Simple Test of Truth

We are drowning in information these days, and it can be hard to figure what is true. We are told from many different sources that the truth is this or that, and the explanations provided are often very convincing, or so complicated that the thought of trying to delve into it is intimidating. Luckily for us, I believe that there is a simple way of knowing if something is likely to be true or not. The test is, does it work?

If I said that I have a way to make huge amounts of money in the stock markets based on a complex theory and methodology, with simulations supporting my claims, many people would be very interested. But when put to the test with real money, this system fails to make any money. This means that most likely, the theory and methodology underlying the system is false or has a critical error somewhere at best. Because if it was true, it should be able to do what it claims it can do.

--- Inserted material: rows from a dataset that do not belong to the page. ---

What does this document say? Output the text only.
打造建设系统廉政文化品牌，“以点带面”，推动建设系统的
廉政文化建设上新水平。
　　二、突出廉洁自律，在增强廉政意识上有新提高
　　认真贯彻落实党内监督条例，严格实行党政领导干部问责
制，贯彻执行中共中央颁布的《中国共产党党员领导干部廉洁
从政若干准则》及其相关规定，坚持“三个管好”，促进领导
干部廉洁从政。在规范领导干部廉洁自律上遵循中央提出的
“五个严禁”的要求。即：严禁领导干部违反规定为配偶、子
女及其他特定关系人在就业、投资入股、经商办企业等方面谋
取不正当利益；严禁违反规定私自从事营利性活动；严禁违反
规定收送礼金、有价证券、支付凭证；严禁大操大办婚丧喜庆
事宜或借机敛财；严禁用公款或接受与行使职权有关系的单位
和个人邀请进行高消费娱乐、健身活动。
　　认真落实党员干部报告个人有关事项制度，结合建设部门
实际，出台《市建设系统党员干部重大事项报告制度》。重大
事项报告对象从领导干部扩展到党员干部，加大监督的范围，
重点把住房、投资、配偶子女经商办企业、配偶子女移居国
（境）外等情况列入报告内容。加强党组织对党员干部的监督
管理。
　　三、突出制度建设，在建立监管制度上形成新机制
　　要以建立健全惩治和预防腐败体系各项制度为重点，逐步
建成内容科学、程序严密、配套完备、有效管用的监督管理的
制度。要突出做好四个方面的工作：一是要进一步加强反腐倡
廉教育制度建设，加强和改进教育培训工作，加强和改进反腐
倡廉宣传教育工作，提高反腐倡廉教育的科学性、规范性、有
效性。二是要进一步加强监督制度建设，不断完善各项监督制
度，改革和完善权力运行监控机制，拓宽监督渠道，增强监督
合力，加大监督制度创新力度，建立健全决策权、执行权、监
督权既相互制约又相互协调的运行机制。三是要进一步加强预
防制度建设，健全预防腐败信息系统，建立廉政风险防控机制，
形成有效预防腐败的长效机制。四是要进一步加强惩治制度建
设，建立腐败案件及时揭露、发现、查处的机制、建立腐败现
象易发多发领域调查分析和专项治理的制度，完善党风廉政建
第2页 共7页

However, if I said that I have a model of the markets which allows me to make money consistently, and I actually do during real trials, then my theory and claims are likely to be very close to the truth.

If I said that I have come up with a model of economics which if utilized will result in a healthier economy, but down the road the economy gets worse and worse, with many unexpected and unaccounted factors coming into play, it most likely means that the model is false or only partially true at best.

But if I had a model which actually kept the economy healthy over a long period of time and had the ability to account for all type of events, then I could say that the model is likely to be close to the truth.

Same thing applies to religion. If a religion has at it’s core the salvation of man and sanctification (which means to become more god-like or closer to the ultimate good), yet the body of the religion constantly shows actions through history suggestive of evil rather than good, there is probably a big problem somewhere. Even for individuals, when they say they have converted, yet their actions in life and their character does not reflect this change (even if it takes a few years), then it is likely that their conversion is not true, even if they believe it to be.

So we have a simple but powerful tool at our side to help us figure out what is true (or at least close to being true), and what is false. Obviously this needs to be used judiciously and not applied mechanically, but even Jesus said to judge a tree by its fruits, as a healthy tree cannot bear bad fruit and an unhealthy one cannot bear good fruit.